Creamy potatoes, sweet leeks, and smoky chorizo combine in this warming, hearty comfort soup for chilly days.
# What You Need:
→ Vegetables
01 - 2 large leeks, cleaned and sliced (white and light green parts only)
02 - 2 medium potatoes, peeled and diced
03 - 1 medium onion, chopped
04 - 2 cloves garlic, minced
→ Meats
05 - 5.3 oz chorizo sausage, sliced or diced
→ Liquids
06 - 4 cups chicken or vegetable stock
→ Dairy
07 - ½ cup heavy cream, optional
→ Oils and Seasonings
08 - 2 tablespoons olive oil
09 - 1 bay leaf
10 - ½ teaspoon smoked paprika
11 - Salt and freshly ground black pepper to taste
→ Garnishes
12 - Chopped fresh parsley
13 - Crusty bread for serving
# Steps:
01 - Heat olive oil in a large pot over medium heat. Add chorizo and cook 3-4 minutes, stirring frequently, until the oil turns red and the sausage begins to crisp. Transfer half the chorizo to a separate plate for garnish.
02 - Add chopped onion, sliced leeks, and minced garlic to the pot.

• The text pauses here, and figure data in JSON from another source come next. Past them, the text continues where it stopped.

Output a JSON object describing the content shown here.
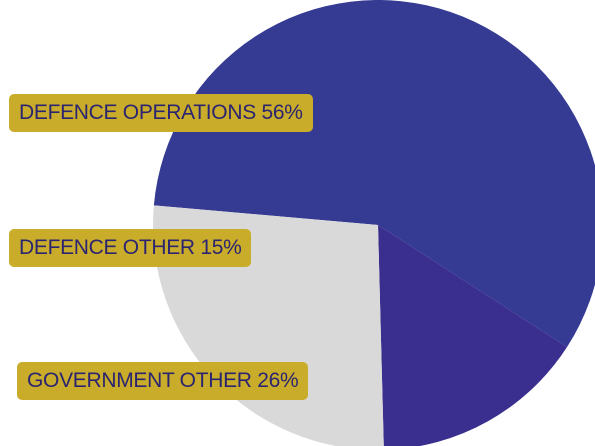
{
  "chart_data": {
    "type": "pie",
    "slices": [
      {
        "label": "DEFENCE OPERATIONS",
        "value": 56,
        "value_text": "56%",
        "color": "#353a93"
      },
      {
        "label": "DEFENCE OTHER",
        "value": 15,
        "value_text": "15%",
        "color": "#3a2f8f"
      },
      {
        "label": "GOVERNMENT OTHER",
        "value": 26,
        "value_text": "26%",
        "color": "#d9d9d9"
      }
    ],
    "label_color": "#c9ad2a",
    "label_text_color": "#2b2470"
  }
}
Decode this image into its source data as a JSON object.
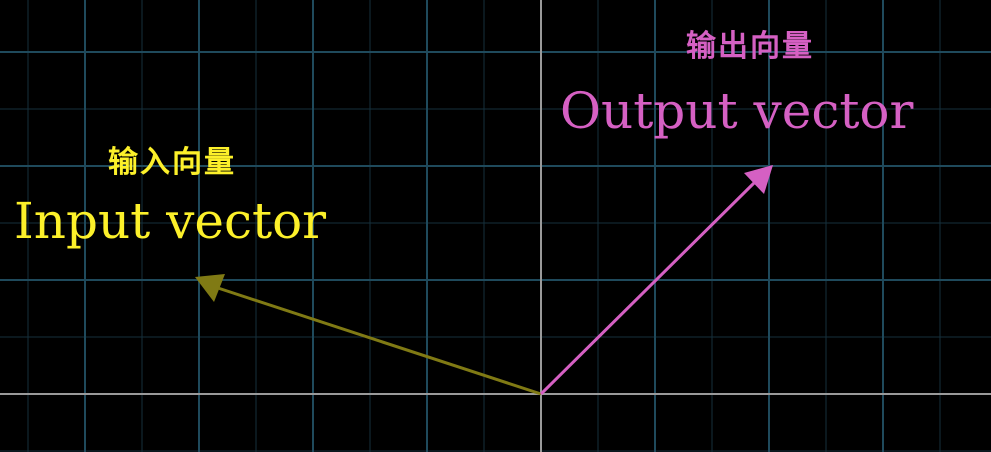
{
  "plane": {
    "background": "#000000",
    "grid_color": "#1f4a5c",
    "minor_grid_color": "#16303c",
    "axis_color": "#9a9a9a"
  },
  "vectors": {
    "input": {
      "label_cn": "输入向量",
      "label_en": "Input vector",
      "color": "#fcf02a",
      "arrow_color": "#807a14"
    },
    "output": {
      "label_cn": "输出向量",
      "label_en": "Output vector",
      "color": "#d560c3",
      "arrow_color": "#d560c3"
    }
  }
}
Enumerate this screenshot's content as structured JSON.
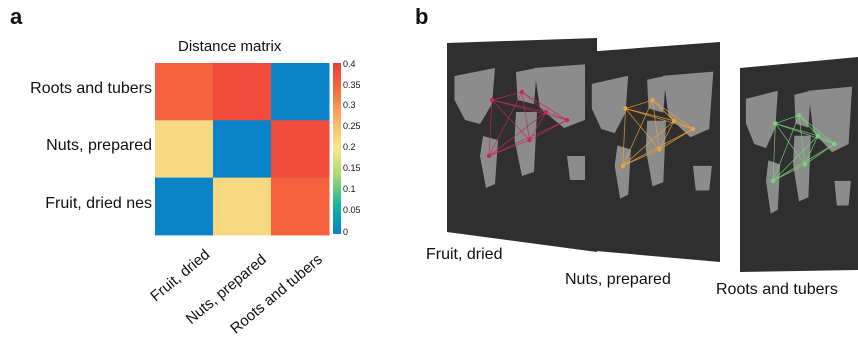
{
  "panel_a_label": "a",
  "panel_b_label": "b",
  "chart_data": {
    "type": "heatmap",
    "title": "Distance matrix",
    "rows": [
      "Roots and tubers",
      "Nuts, prepared",
      "Fruit, dried nes"
    ],
    "columns": [
      "Fruit, dried",
      "Nuts, prepared",
      "Roots and tubers"
    ],
    "values": [
      [
        0.35,
        0.38,
        0.0
      ],
      [
        0.22,
        0.0,
        0.38
      ],
      [
        0.0,
        0.22,
        0.35
      ]
    ],
    "colorbar": {
      "range": [
        0,
        0.4
      ],
      "ticks": [
        "0.4",
        "0.35",
        "0.3",
        "0.25",
        "0.2",
        "0.15",
        "0.1",
        "0.05",
        "0"
      ],
      "colors": [
        "#0a83c8",
        "#13b39b",
        "#9fd96d",
        "#f6ea8c",
        "#f9b26a",
        "#f5703e",
        "#ef3b3b"
      ]
    }
  },
  "maps": [
    {
      "caption": "Fruit, dried",
      "edge_color": "#c8285a"
    },
    {
      "caption": "Nuts, prepared",
      "edge_color": "#f0a23a"
    },
    {
      "caption": "Roots and tubers",
      "edge_color": "#7bd47a"
    }
  ]
}
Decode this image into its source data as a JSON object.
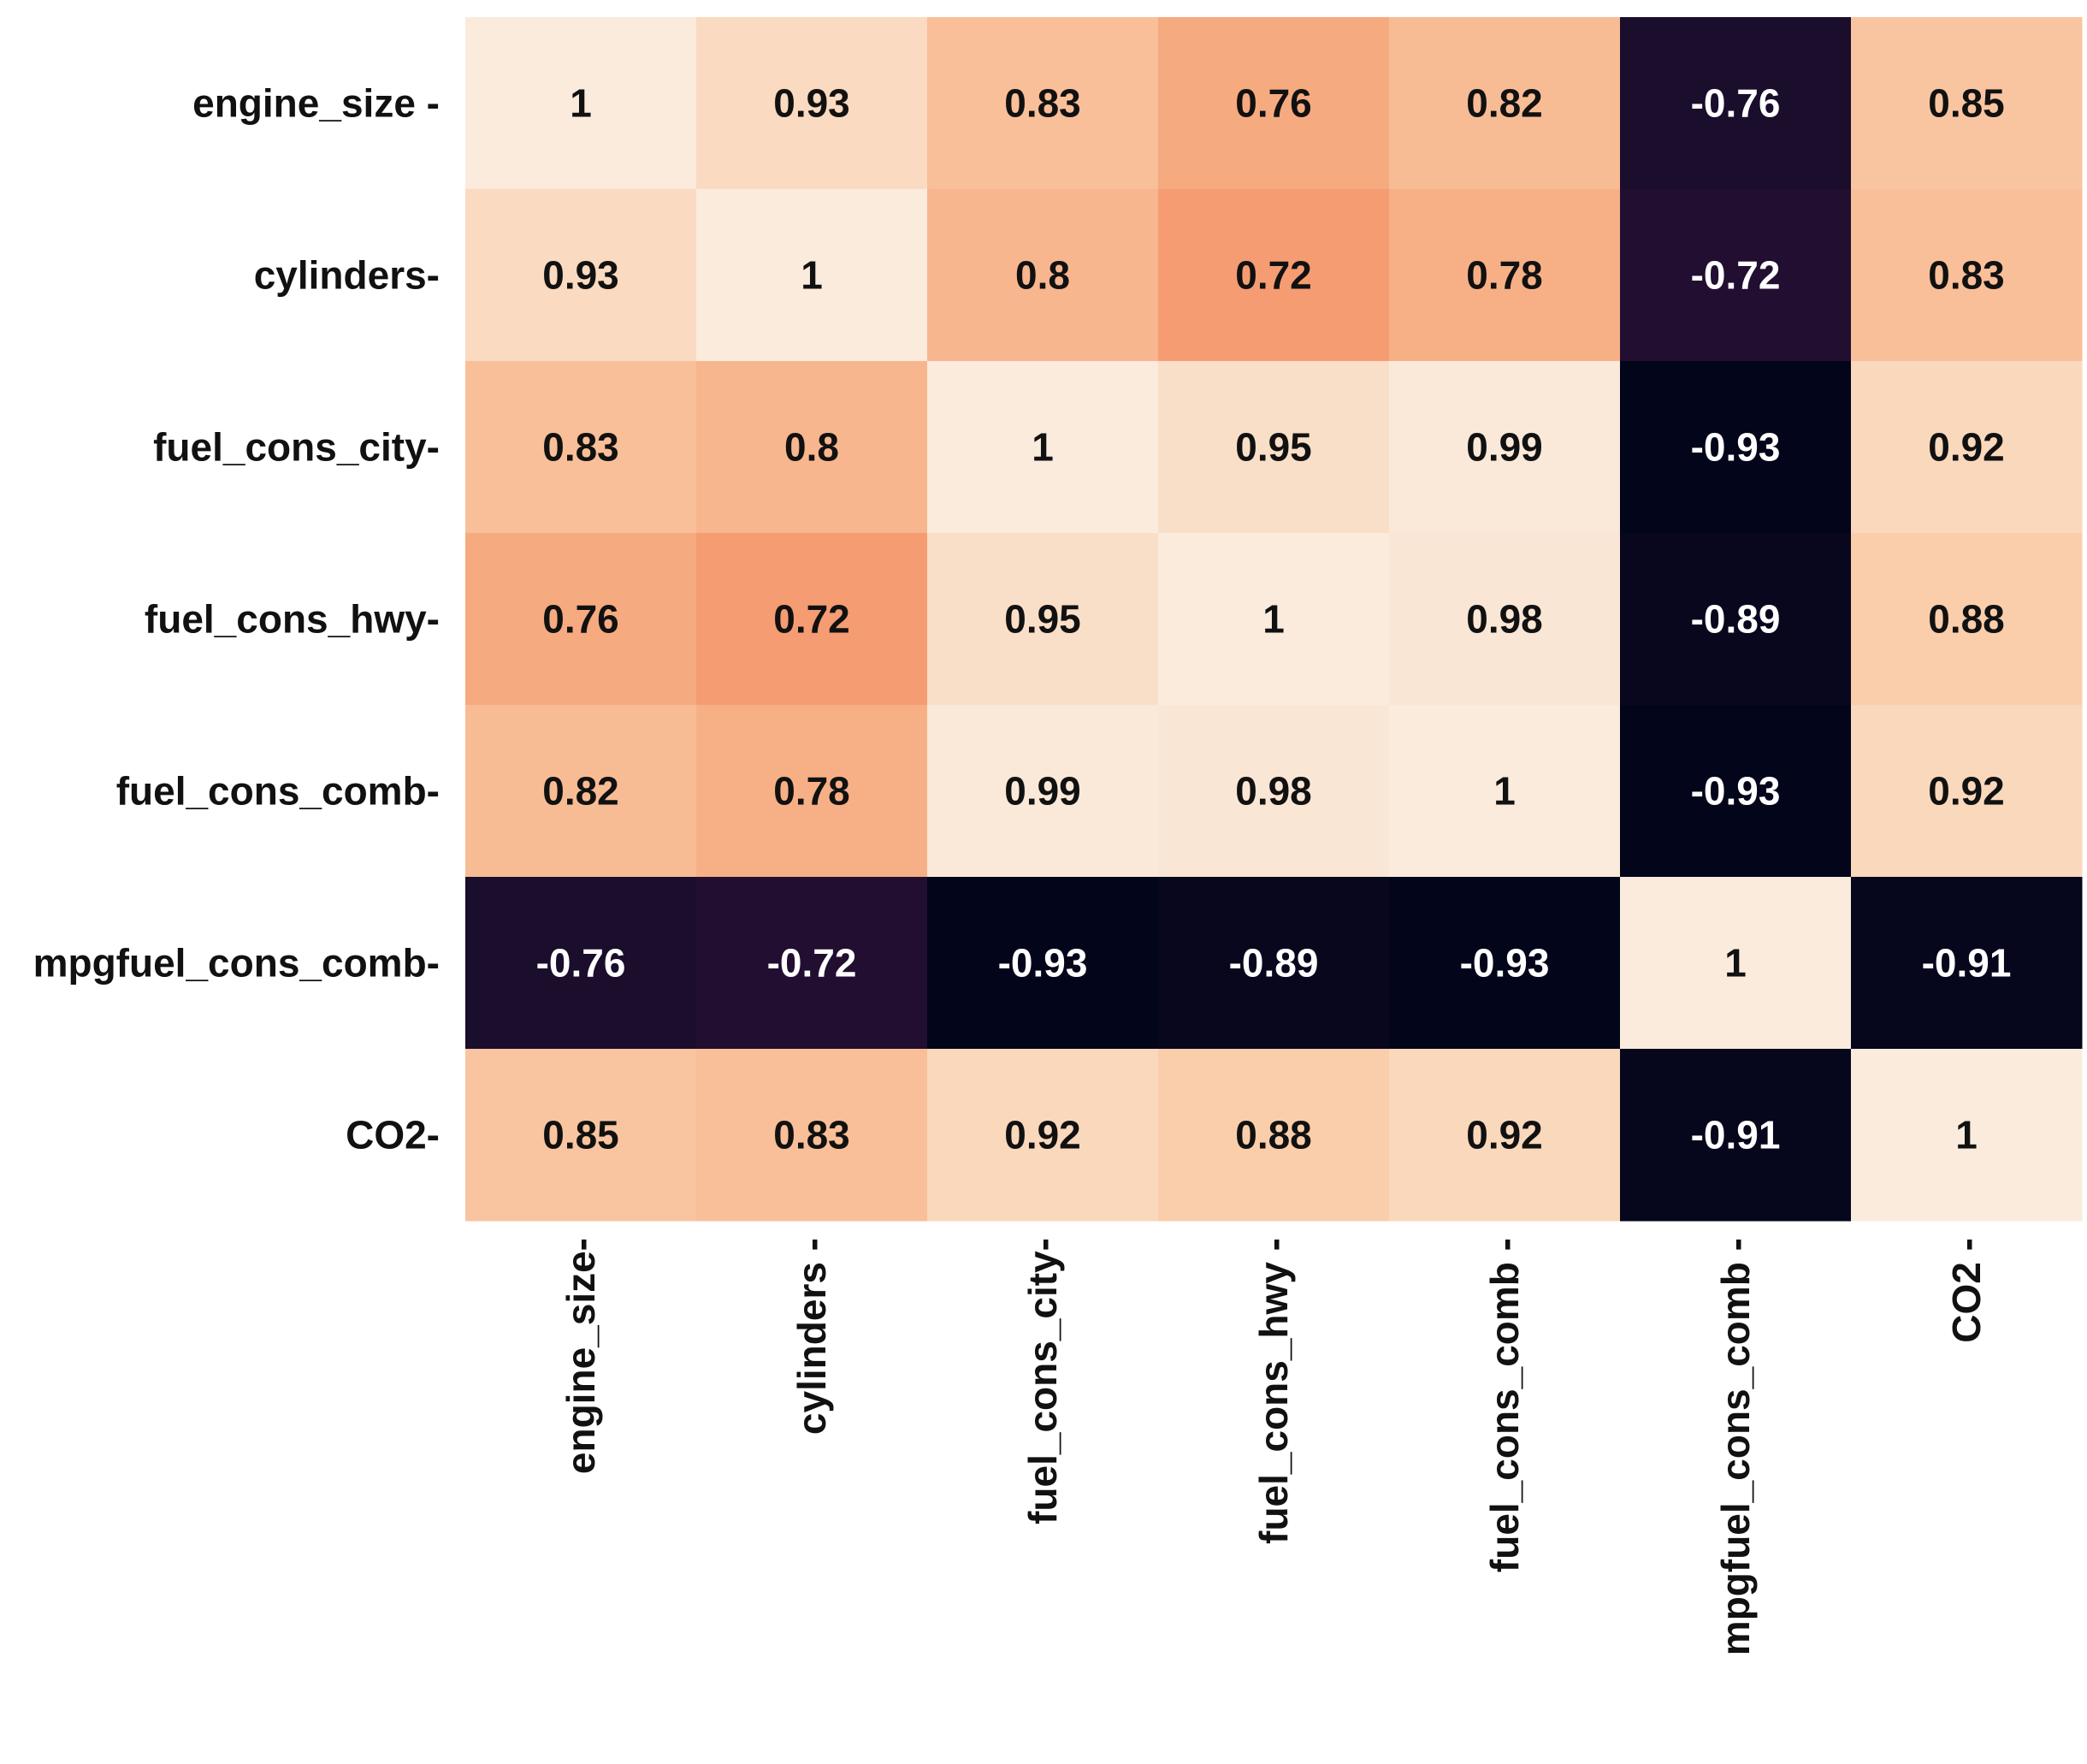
{
  "chart_data": {
    "type": "heatmap",
    "title": "",
    "xlabel": "",
    "ylabel": "",
    "row_labels": [
      "engine_size -",
      "cylinders-",
      "fuel_cons_city-",
      "fuel_cons_hwy-",
      "fuel_cons_comb-",
      "mpgfuel_cons_comb-",
      "CO2-"
    ],
    "col_labels": [
      "engine_size-",
      "cylinders -",
      "fuel_cons_city-",
      "fuel_cons_hwy -",
      "fuel_cons_comb -",
      "mpgfuel_cons_comb -",
      "CO2 -"
    ],
    "values": [
      [
        1,
        0.93,
        0.83,
        0.76,
        0.82,
        -0.76,
        0.85
      ],
      [
        0.93,
        1,
        0.8,
        0.72,
        0.78,
        -0.72,
        0.83
      ],
      [
        0.83,
        0.8,
        1,
        0.95,
        0.99,
        -0.93,
        0.92
      ],
      [
        0.76,
        0.72,
        0.95,
        1,
        0.98,
        -0.89,
        0.88
      ],
      [
        0.82,
        0.78,
        0.99,
        0.98,
        1,
        -0.93,
        0.92
      ],
      [
        -0.76,
        -0.72,
        -0.93,
        -0.89,
        -0.93,
        1,
        -0.91
      ],
      [
        0.85,
        0.83,
        0.92,
        0.88,
        0.92,
        -0.91,
        1
      ]
    ],
    "value_labels": [
      [
        "1",
        "0.93",
        "0.83",
        "0.76",
        "0.82",
        "-0.76",
        "0.85"
      ],
      [
        "0.93",
        "1",
        "0.8",
        "0.72",
        "0.78",
        "-0.72",
        "0.83"
      ],
      [
        "0.83",
        "0.8",
        "1",
        "0.95",
        "0.99",
        "-0.93",
        "0.92"
      ],
      [
        "0.76",
        "0.72",
        "0.95",
        "1",
        "0.98",
        "-0.89",
        "0.88"
      ],
      [
        "0.82",
        "0.78",
        "0.99",
        "0.98",
        "1",
        "-0.93",
        "0.92"
      ],
      [
        "-0.76",
        "-0.72",
        "-0.93",
        "-0.89",
        "-0.93",
        "1",
        "-0.91"
      ],
      [
        "0.85",
        "0.83",
        "0.92",
        "0.88",
        "0.92",
        "-0.91",
        "1"
      ]
    ],
    "color_range": [
      -0.93,
      1
    ],
    "colormap": "rocket",
    "colorbar": false,
    "grid": false
  }
}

Cook gently for 5-7 minutes, stirring occasionally, until vegetables soften and become fragrant.
03 - Stir in diced potatoes, smoked paprika, and bay leaf. Cook for 2 minutes, allowing spices to toast slightly and coat the vegetables.

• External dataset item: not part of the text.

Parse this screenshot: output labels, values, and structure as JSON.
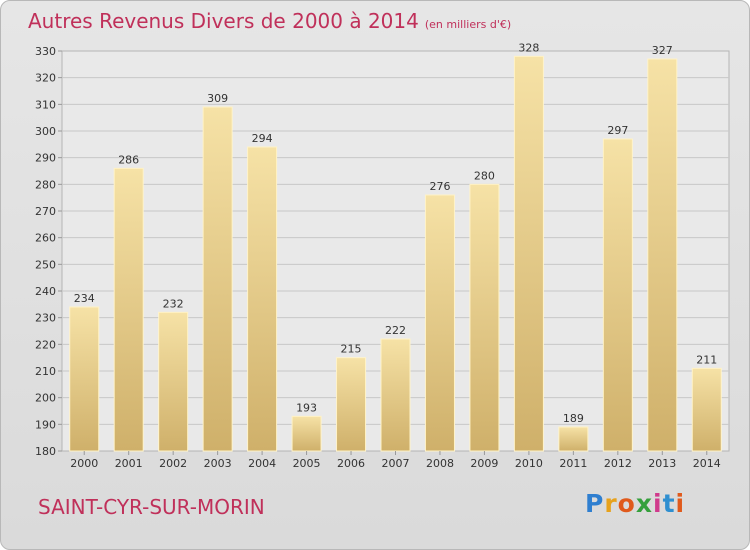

04 - Pour in stock and bring to a rolling boil. Reduce heat and simmer uncovered for 20 minutes until potatoes are completely tender when pierced with a fork.
05 - Remove bay leaf from the pot. For chunky texture, leave as is. For creamier consistency, use an immersion blender to partially blend the soup, working in short pulses.
06 - Stir in heavy cream if using. Season with salt and freshly ground black pepper to taste. Simmer for 2 additional minutes without boiling.
07 - Ladle soup into bowls and top each portion with reserved chorizo and fresh parsley. Serve immediately with crusty bread on the side.